Ce que racontent surtout ces changements d’échelle de plan, c’est l’histoire contrariée d’individus en lutte contre un système qui les asservit. Les personnages de Widerberg sont emprisonnés dans des scénarios inamovibles quels que soient l’époque, le lieu ou le dessein formulé. Dans Le quartier du Corbeau, l’action se déroule en 1936, année d'espoirs populaires, et décrit un espace communautaire qui semble s'organiser en marge du monde. Plusieurs familles résident dans des immeubles à la limite de l’insalubrité bâtis autour d’un terrain vague. Le quartier du Corbeau évoque esthétiquement autant les banlieues italiennes parcourues par le Néo-réalisme que le Mexique de Buñuel dans Los olvidados, titre qui par ailleurs aurait particulièrement bien convenu au film de Widerberg. L’espoir est là, il tenaille la jeunesse et plus particulièrement Anders qui souffre de voir ses parents enfermés dans des addictions (père alcoolique et joueur et mère obnubilée par les tâches ménagères qu’elle doit effectuer pour d’autres). Les êtres cohabitent et traînent avec eux une forme de résignation existentielle. Anders, lui, résiste comme il peut. Anders pense, Anders écrit. Il rédige un texte qui est la description de son quotidien et l’envoie à un éditeur à Stockholm. Il reçoit, contre toute attente, une réponse de l’éditeur qui convie Anders à une rencontre. Anders lit la lettre à ses parents, il se pense écrivain, l’euphorie gagne la famille qui, pour une fois, partage un instant, juste un instant, de bonheur. Il est de courte durée puisque enivrés par la nouvelle, le père, la mère et Anders se retrouvent à se balancer sur un rockingchair et ce qui devait arriver arrive. Le fauteuil cède et les protagonistes sont envoyés à terre.
L’espoir a duré 6 minutes de film. Plus tard, Anders dira que son manuscrit n’est pas une œuvre littéraire mais un cri. Or, comme il l’expliquera à Elsie, sa fiancée, un cri s’entend mais ne peut être compris. Il s’agit bien de donner à comprendre à ceux qui sont étrangers au quartier du Corbeau ce qui caractérise le quotidien de ceux qui vivent dans cet univers sans horizon. Mais la problématique est complexe puisque le monde du quartier du Corbeau, sa logique, sa réalité, ne peuvent être appréhendés par autrui que par l’expérimentation. Il aurait donc fallu que l’éditeur délègue quelqu’un pour venir à la rencontre d’Anders et non l’inverse pour qu’un échange puisse s’établir. Dès son arrivée à Stockholm, Anders est rattrapé par la réalité et sa condition. Lorsqu’il évoquera ultérieurement cette rencontre avec l’employé de l’éditeur, Anders dira avoir finalement pris conscience de ce qui le sépare du monde auquel il s’était adressé avec son livre. L’éditeur cite des noms d’auteurs à Anders pour le mettre sur la voie de ce qu’il doit corriger dans ses écrits pour espérer une publication. Anders n’en connaît aucun. Effet imparable, le constat est accablant et anéanti définitivement tous les espoirs d’Anders. L'autre monde est inaccessible et le restera.

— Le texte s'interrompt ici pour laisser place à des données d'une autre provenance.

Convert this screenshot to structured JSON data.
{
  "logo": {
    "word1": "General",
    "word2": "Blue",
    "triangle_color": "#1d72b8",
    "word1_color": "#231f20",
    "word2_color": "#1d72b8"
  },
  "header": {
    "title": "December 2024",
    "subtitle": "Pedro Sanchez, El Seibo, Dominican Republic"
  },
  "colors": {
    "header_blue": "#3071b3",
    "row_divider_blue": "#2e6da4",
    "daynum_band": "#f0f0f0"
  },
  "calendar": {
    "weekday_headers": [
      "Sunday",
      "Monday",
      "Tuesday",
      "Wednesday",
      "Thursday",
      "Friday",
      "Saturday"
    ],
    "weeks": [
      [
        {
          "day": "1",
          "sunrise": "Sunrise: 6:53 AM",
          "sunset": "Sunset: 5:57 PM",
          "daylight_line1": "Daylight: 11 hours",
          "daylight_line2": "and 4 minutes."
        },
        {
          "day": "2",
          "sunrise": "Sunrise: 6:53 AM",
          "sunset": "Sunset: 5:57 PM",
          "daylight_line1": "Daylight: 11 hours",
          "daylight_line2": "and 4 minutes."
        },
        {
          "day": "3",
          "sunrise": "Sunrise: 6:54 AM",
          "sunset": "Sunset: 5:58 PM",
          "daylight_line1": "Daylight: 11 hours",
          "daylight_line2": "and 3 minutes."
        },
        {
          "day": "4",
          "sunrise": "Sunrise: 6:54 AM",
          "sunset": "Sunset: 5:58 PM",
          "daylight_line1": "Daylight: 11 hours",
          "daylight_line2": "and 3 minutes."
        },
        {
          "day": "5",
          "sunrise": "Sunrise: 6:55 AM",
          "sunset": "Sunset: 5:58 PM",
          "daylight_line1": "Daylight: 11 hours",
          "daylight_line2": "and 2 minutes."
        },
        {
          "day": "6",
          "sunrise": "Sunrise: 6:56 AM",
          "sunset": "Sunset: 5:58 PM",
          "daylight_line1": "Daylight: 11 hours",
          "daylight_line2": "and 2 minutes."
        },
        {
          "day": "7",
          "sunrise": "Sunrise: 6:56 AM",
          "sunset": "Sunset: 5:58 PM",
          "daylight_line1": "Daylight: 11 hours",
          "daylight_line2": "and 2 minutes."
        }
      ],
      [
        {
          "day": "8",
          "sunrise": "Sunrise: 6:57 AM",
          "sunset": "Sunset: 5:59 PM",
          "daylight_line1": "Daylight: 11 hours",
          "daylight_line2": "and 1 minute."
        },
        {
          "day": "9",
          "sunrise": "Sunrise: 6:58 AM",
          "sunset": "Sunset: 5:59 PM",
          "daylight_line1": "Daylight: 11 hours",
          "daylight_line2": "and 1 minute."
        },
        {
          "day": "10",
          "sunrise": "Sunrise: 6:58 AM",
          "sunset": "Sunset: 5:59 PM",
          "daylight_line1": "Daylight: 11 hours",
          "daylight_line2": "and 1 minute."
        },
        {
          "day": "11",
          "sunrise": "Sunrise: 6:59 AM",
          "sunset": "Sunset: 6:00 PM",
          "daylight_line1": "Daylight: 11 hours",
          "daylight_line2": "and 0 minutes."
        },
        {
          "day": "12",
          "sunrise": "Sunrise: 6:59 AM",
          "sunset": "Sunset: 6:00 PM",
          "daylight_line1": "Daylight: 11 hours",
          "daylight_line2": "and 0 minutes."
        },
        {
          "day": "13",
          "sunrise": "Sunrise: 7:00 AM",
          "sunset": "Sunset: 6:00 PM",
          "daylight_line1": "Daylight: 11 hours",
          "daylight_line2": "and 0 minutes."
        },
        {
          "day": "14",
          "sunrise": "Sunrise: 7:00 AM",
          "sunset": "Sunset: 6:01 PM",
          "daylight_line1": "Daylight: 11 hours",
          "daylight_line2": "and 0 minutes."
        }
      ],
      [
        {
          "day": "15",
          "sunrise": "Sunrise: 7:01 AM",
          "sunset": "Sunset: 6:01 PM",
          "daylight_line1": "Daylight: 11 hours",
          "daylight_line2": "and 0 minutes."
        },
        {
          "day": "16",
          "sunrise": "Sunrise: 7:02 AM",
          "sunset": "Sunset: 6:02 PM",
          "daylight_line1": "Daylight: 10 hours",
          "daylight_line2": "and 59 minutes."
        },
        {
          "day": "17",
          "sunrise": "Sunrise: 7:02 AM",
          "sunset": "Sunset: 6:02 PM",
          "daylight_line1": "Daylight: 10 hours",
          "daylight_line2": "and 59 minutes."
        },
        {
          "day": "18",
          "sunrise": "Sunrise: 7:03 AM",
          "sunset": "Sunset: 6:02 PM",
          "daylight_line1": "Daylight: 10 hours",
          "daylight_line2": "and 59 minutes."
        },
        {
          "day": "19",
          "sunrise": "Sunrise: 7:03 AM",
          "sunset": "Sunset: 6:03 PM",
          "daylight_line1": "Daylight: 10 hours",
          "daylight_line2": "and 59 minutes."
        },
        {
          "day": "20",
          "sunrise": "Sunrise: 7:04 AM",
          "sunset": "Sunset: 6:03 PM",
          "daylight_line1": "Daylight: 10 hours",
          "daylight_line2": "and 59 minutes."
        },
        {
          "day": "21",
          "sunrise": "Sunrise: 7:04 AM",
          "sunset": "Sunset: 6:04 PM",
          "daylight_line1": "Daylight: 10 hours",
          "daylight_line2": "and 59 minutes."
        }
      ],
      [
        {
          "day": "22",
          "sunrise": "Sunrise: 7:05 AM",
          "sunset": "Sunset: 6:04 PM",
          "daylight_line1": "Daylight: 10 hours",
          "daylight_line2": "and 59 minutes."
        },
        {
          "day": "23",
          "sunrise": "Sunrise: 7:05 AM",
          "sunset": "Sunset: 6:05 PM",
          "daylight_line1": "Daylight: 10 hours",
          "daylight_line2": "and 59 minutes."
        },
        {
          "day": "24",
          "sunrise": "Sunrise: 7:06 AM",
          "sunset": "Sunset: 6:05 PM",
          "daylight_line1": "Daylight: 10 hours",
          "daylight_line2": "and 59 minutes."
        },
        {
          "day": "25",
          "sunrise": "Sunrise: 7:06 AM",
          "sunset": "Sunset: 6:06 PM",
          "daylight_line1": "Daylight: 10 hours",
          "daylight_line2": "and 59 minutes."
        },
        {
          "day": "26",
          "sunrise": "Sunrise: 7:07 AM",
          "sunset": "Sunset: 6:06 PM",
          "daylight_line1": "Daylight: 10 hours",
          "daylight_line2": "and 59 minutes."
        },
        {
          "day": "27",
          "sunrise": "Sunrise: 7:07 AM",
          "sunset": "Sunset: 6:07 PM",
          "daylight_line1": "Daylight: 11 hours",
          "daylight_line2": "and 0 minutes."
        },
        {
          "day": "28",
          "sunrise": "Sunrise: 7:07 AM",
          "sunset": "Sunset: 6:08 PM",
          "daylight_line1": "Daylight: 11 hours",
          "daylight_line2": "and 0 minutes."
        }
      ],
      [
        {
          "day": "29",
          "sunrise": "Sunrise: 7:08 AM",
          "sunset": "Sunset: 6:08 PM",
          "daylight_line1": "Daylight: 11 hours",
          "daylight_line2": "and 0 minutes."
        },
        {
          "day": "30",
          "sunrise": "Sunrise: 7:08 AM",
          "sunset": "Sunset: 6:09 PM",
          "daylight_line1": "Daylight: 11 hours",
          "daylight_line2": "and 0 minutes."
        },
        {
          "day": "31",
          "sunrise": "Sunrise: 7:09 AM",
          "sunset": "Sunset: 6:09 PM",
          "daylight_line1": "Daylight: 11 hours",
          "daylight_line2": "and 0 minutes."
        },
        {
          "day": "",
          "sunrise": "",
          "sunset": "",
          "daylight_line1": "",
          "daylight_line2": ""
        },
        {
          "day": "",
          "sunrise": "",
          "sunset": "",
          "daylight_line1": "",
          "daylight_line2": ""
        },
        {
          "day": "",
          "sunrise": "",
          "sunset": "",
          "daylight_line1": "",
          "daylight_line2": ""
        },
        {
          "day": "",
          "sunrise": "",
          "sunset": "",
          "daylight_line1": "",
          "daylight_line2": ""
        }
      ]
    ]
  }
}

L’incommunicabilité née dans une différence de classe sociale sévit encore dans le cinéma de Widerberg avec Adalen 31, film tiré, lui aussi, d’un fait divers. Anna, la fille du patron, revient passer l’été à Adalen. Elle tombe sous le charme de Kjell, le fils d'un docker en grève. Le jeune couple a pour lui l’insolence du désir et contre lui la réalité qui segmente la société. La rencontre amoureuse d’Anna et de Kjell convoque Éros et, inévitablement, Thanatos. Les corps des deux jeunes gens se connaissent, s’aiment. Mais les promesses initiales sont contrariées par l’évidence de l’eurythmie sociale en vigueur en Suède. À l’insouciance érotique succède la cruauté du réel. Ce qui devient parfaitement tangible pour tout le monde ici, c’est l’infranchissable frontière invisible qui maintient l’ordre social, donc, d’une certaine manière, ce qui relève de l’inéluctable. C’est alors l’œuvre de Thanatos qui régit le film. Le récit comme la mise en scène marquent et soulignent les différences de classe. Tout ce qui pourrait donner l’illusion d’une infime possibilité transgressive des règles et des affects se doit d’être éliminé du paysage filmique.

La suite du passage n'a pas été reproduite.